After hours of waiting, the first ambulances arrived carrying those who required wheelchairs or other medical care. As they pulled into the hospital compound, chants of vitáyemo (“welcome”) erupted from the crowd. As the freed soldiers were wheeled into the hospital, relatives of the missing lined the path holding photos of their loved ones, hoping someone might recognise them and provide information.

Shortly afterward, a series of buses carrying the majority of the 175 returned soldiers arrived and parked outside two hospital entrances lined with metal barriers and roughly 2,000 people — all hoping their loved ones would be among those returning. Children in an apartment across the street watched from their balcony and waved.
As the soldiers exited the buses — with shaved heads, sunken eyes, hollowed faces, and pale skin — chants of vitáyemo again broke out. Those lining the path surged forward, calling out and showing photos, hoping for answers. Some of the returned soldiers smiled and waved; others moved in a daze, supported by medical staff. Many had been captured in 2022, spending years in a prison system widely documented for the systemic torture and abuse of Ukrainian prisoners.

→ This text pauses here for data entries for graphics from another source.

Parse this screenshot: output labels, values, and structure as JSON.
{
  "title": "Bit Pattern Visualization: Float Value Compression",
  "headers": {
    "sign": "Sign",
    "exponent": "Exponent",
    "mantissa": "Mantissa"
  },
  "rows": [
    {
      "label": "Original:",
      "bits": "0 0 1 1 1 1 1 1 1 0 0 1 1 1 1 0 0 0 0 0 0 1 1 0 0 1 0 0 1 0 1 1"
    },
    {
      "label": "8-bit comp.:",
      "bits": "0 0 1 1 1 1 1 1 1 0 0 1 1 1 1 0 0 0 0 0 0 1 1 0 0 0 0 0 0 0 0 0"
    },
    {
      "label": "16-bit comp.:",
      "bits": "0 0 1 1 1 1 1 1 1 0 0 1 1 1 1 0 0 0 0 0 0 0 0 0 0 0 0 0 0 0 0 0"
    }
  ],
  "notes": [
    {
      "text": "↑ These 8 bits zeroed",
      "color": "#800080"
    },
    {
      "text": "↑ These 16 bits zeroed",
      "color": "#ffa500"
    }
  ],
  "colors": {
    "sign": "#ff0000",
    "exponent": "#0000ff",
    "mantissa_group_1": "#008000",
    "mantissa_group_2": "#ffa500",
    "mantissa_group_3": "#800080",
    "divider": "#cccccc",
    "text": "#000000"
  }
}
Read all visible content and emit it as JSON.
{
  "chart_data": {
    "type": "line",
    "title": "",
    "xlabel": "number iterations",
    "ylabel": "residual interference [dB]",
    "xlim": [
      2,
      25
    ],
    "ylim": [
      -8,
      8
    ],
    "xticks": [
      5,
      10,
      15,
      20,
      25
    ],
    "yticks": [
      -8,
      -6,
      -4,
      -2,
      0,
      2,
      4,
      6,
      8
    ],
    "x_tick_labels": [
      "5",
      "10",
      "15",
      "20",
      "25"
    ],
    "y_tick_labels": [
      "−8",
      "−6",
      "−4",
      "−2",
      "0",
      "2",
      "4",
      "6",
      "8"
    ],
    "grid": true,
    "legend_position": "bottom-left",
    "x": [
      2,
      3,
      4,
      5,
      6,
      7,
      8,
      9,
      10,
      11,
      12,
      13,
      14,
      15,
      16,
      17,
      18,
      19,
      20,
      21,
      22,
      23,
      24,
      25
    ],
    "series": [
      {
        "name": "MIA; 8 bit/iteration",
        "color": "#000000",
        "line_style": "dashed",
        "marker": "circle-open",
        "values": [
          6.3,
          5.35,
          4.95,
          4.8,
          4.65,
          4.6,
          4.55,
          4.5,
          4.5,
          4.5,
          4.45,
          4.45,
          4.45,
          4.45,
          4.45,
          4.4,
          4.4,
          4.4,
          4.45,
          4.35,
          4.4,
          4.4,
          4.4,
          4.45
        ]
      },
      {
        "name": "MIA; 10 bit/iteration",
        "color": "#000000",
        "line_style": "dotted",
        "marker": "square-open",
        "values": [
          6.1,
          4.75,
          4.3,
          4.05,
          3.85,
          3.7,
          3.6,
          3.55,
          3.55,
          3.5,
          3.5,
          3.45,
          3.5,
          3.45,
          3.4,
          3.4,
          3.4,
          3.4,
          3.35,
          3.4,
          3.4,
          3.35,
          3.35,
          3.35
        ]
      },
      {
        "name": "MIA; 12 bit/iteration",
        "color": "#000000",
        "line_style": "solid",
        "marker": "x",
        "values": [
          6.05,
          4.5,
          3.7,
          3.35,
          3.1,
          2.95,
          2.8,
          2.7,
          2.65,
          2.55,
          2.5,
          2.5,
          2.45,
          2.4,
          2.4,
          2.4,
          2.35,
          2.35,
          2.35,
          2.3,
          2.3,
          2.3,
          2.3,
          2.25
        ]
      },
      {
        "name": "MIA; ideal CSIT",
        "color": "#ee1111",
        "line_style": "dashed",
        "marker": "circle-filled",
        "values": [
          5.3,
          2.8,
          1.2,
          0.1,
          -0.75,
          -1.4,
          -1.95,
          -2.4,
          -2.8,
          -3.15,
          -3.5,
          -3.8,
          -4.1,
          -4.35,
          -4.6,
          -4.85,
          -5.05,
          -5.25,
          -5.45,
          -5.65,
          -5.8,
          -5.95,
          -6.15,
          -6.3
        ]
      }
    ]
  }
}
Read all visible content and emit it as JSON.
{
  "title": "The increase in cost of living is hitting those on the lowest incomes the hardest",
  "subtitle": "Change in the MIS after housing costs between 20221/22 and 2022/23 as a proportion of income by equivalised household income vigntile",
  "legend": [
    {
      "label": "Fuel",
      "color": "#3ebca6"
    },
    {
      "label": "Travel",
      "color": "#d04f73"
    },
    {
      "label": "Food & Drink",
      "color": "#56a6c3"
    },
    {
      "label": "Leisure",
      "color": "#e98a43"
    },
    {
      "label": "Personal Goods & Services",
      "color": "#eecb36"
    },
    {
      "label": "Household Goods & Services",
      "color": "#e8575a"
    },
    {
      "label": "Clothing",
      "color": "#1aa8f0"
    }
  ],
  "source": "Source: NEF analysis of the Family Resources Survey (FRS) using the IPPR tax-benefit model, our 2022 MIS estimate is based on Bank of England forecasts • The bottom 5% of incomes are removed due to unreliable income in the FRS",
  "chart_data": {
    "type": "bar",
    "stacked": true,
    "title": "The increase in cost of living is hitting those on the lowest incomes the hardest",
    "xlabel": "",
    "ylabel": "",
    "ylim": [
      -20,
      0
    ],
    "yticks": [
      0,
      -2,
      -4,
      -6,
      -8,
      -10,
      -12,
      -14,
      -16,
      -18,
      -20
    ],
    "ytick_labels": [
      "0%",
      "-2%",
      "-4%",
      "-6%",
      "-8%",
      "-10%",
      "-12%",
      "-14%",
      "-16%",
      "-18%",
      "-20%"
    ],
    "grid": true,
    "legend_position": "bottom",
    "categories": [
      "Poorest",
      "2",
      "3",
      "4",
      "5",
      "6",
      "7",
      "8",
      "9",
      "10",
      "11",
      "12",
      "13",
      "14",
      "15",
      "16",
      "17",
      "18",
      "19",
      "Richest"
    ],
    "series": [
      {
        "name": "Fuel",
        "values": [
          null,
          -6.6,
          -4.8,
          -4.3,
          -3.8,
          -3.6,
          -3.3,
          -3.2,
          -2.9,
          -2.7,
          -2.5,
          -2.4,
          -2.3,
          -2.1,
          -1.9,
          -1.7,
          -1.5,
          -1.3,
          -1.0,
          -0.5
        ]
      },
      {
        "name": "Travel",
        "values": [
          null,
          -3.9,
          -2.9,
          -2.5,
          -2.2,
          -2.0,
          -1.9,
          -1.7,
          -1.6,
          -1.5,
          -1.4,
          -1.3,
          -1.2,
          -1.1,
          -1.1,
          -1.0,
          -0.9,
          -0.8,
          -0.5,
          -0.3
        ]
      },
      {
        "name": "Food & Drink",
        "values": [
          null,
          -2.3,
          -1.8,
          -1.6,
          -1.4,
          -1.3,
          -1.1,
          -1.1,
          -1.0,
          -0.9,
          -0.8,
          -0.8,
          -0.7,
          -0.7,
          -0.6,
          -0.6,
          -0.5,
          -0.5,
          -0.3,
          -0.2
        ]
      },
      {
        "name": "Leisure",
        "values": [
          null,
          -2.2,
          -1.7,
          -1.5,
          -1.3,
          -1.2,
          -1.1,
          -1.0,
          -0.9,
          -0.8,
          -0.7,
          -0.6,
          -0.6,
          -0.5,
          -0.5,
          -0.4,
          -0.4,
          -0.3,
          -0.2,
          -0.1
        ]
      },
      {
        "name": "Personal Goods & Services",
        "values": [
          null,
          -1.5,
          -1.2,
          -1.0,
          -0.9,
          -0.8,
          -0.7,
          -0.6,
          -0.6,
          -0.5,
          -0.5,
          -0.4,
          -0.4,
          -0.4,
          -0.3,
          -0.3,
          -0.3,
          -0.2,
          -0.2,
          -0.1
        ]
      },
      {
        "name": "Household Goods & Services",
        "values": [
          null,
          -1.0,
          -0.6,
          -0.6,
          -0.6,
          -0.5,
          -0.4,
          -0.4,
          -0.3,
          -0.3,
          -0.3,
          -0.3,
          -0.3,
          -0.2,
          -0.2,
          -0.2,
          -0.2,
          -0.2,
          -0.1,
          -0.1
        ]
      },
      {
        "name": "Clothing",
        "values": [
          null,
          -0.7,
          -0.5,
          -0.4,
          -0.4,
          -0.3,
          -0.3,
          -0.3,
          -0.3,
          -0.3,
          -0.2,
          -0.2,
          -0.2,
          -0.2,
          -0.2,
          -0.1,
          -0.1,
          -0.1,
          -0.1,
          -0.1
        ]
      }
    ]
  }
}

After all the returned soldiers were escorted inside for medical and psychological evaluation, family members gathered at the windows, raising posters in another attempt to be seen. Others handed out pamphlets and photographs to soldiers and hospital staff, collecting them into large cardboard boxes that quickly overflowed.
For the majority present whose loved ones were not among the 175 returned, the waiting would continue. But one mother, Tamara, was able to breathe a sigh of relief — her 39-year-old son Serhii was among the returned.

“My son was captured at the beginning of the war at the Chernobyl Nuclear Power Plant, when it was occupied. I just saw him come off the bus and hugged him for the first time,” she said. “I’m so proud of him and very happy he came back,” she added before being quickly whisked away by friends.
As the day wore into the afternoon, the crowd began to dwindle as those unable to gather new information started to depart. With the fighting dragging on and the Russian government showing little interest in ending its war of conquest, the number of missing and captured will continue to rise, leaving families across Ukraine with little choice but to hope and wait.